Frequently asked questions

Is the USPTO denying more ex parte reexamination requests in 2026?

Yes, at least this spring. Across our index of utility-patent reexaminations the USPTO granted a substantial new question in roughly 95% of decided requests every year from 2012 through the first quarter of 2026. In April through July 2026 the grant rate fell to about 85%, with May 2026 at 70%, the lowest monthly grant rate in the dataset. The office logged more SNQ denials in the first half of 2026 than in any prior full year.

Sources: Knobbe Martens

Does a discretionarily denied IPR now block an ex parte reexamination?

It can. On May 22, 2026, in a request Geotab filed against a Fractus patent, the USPTO denied ex parte reexamination under 35 U.S.C. 325(d) because the request relied on substantially the same prior art and arguments as a discretionarily denied IPR petition.

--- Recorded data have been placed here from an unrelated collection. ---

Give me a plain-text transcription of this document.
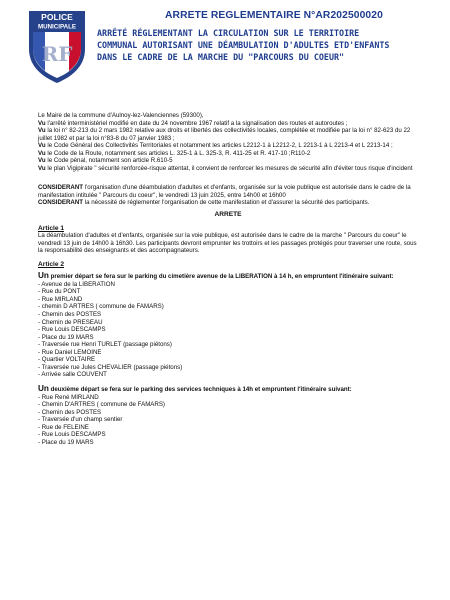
POLICE
MUNICIPALE
RF
ARRETE REGLEMENTAIRE N°AR202500020
ARRÊTÉ RÉGLEMENTANT LA CIRCULATION SUR LE TERRITOIRE
COMMUNAL AUTORISANT UNE DÉAMBULATION D'ADULTES ETD'ENFANTS
DANS LE CADRE DE LA MARCHE DU "PARCOURS DU COEUR"

Le Maire de la commune d'Aulnoy-lez-Valenciennes (59300),

Vu l'arrêté interministériel modifié en date du 24 novembre 1967 relatif a la signalisation des routes et autoroutes ;

Vu la loi n° 82-213 du 2 mars 1982 relative aux droits et libertés des collectivités locales, complétée et modifiée par la loi n° 82-623 du 22 juillet 1982 et par la loi n°83-8 du 07 janvier 1983 ;

Vu le Code Général des Collectivités Territoriales et notamment les articles L2212-1 à L2212-2, L 2213-1 à L 2213-4 et L 2213-14 ;

Vu le Code de la Route, notamment ses articles L. 325-1 à L. 325-3, R. 411-25 et R. 417-10 ;R110-2

Vu le Code pénal, notamment son article R.610-5

Vu le plan Vigipirate " sécurité renforcée-risque attentat, il convient de renforcer les mesures de sécurité afin d'éviter tous risque d'incident

CONSIDERANT l'organisation d'une déambulation d'adultes et d'enfants, organisée sur la voie publique est autorisée dans le cadre de la manifestation intitulée " Parcours du coeur", le vendredi 13 juin 2025, entre 14h00 et 16h00

CONSIDERANT la nécessité de réglementer l'organisation de cette manifestation et d'assurer la sécurité des participants.

ARRETE

Article 1

La déambulation d'adultes et d'enfants, organisée sur la voie publique, est autorisée dans le cadre de la marche " Parcours du coeur" le vendredi 13 juin de 14h00 à 16h30. Les participants devront emprunter les trottoirs et les passages protégés pour traverser une route, sous la responsabilité des enseignants et des accompagnateurs.

Article 2

Un premier départ se fera sur le parking du cimetière avenue de la LIBERATION à 14 h, en empruntent l'itinéraire suivant:

- Avenue de la LIBERATION
- Rue du PONT
- Rue MIRLAND
- chemin D ARTRES ( commune de FAMARS)
- Chemin des POSTES
- Chemin de PRESEAU
- Rue Louis DESCAMPS
- Place du 19 MARS
- Traversée rue Henri TURLET (passage piétons)
- Rue Daniel LEMOINE
- Quartier VOLTAIRE
- Traversée rue Jules CHEVALIER (passage piétons)
- Arrivée salle COUVENT

Un deuxième départ se fera sur le parking des services techniques à 14h et empruntent l'itinéraire suivant:

- Rue René MIRLAND
- Chemin D'ARTRES ( commune de FAMARS)
- Chemin des POSTES
- Traversée d'un champ sentier
- Rue de FELEINE
- Rue Louis DESCAMPS
- Place du 19 MARS
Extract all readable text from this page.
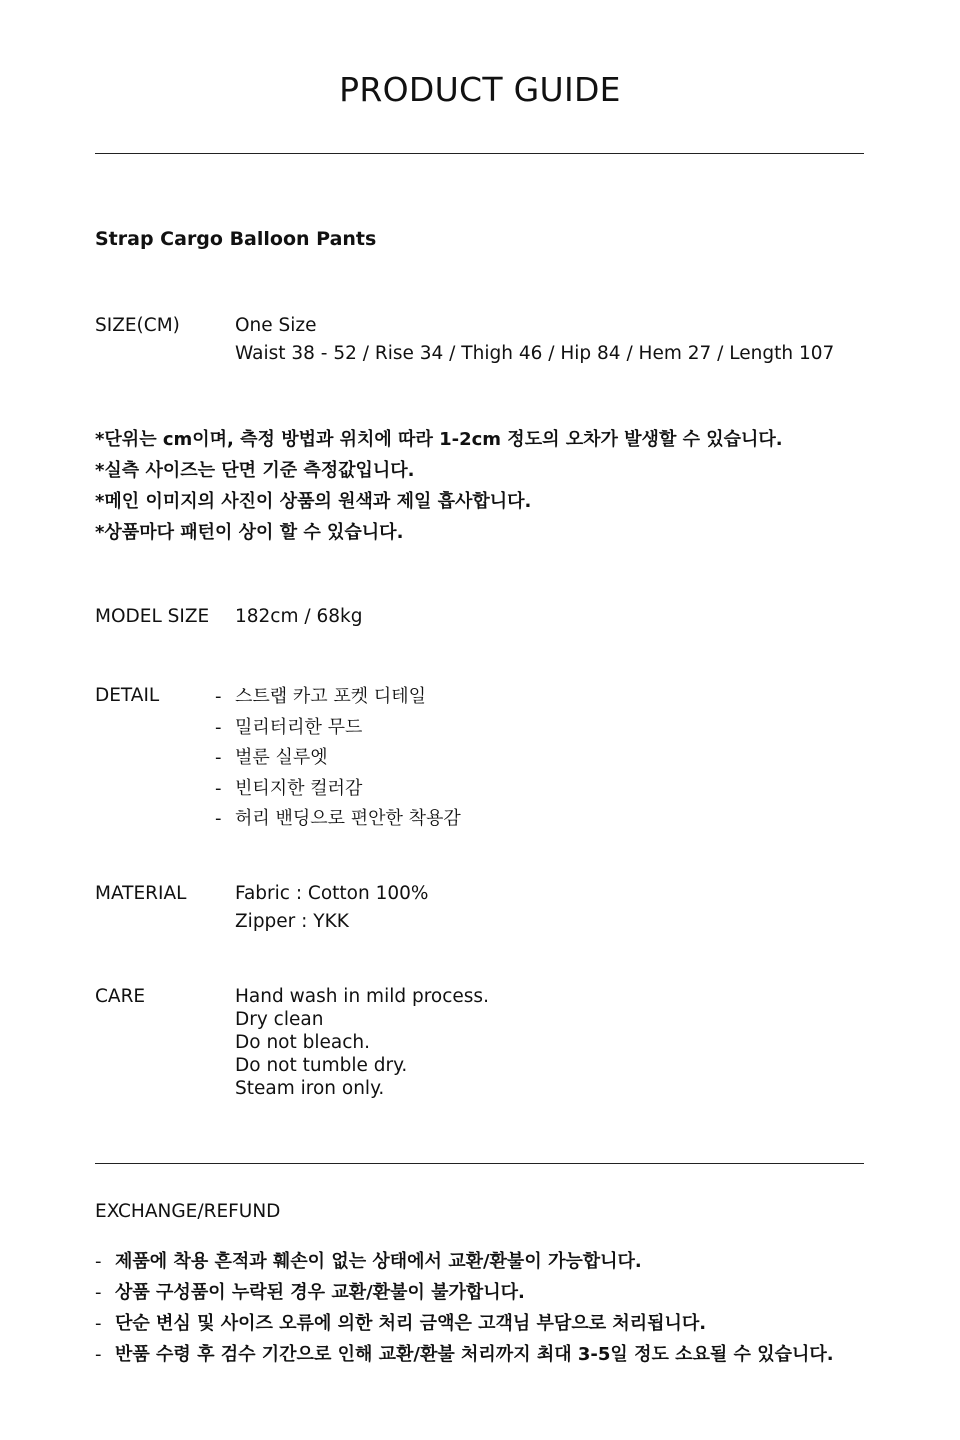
PRODUCT GUIDE
Strap Cargo Balloon Pants
SIZE(CM)	One Size
Waist 38 - 52 / Rise 34 / Thigh 46 / Hip 84 / Hem 27 / Length 107
*단위는 cm이며, 측정 방법과 위치에 따라 1-2cm 정도의 오차가 발생할 수 있습니다.
*실측 사이즈는 단면 기준 측정값입니다.
*메인 이미지의 사진이 상품의 원색과 제일 흡사합니다.
*상품마다 패턴이 상이 할 수 있습니다.
MODEL SIZE 182cm / 68kg
DETAIL	- 스트랩 카고 포켓 디테일
- 밀리터리한 무드
- 벌룬 실루엣
- 빈티지한 컬러감
- 허리 밴딩으로 편안한 착용감
MATERIAL	Fabric : Cotton 100%
Zipper : YKK
CARE	Hand wash in mild process.
Dry clean
Do not bleach.
Do not tumble dry.
Steam iron only.
EXCHANGE/REFUND
- 제품에 착용 흔적과 훼손이 없는 상태에서 교환/환불이 가능합니다.
- 상품 구성품이 누락된 경우 교환/환불이 불가합니다.
- 단순 변심 및 사이즈 오류에 의한 처리 금액은 고객님 부담으로 처리됩니다.
- 반품 수령 후 검수 기간으로 인해 교환/환불 처리까지 최대 3-5일 정도 소요될 수 있습니다.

Practitioners treated it as a first-of-its-kind outcome. Requesters who reuse the grounds from a denied IPR now carry real denial risk, even where those grounds were never reached on the merits.

Sources: Finnegan · Steptoe

Is the 95% ex parte reexamination grant rate still accurate?

As a fourteen-year historical figure, yes. As a forward-looking assumption, it is now in question. The long-run grant rate across decided requests since 2012 sits near 95%, but the spring 2026 months ran well below that, and two 2026 procedural changes give the office and patent owners new tools to deny a request before it is ordered. Treat 95% as the historical base rate, not a guarantee for a request filed today.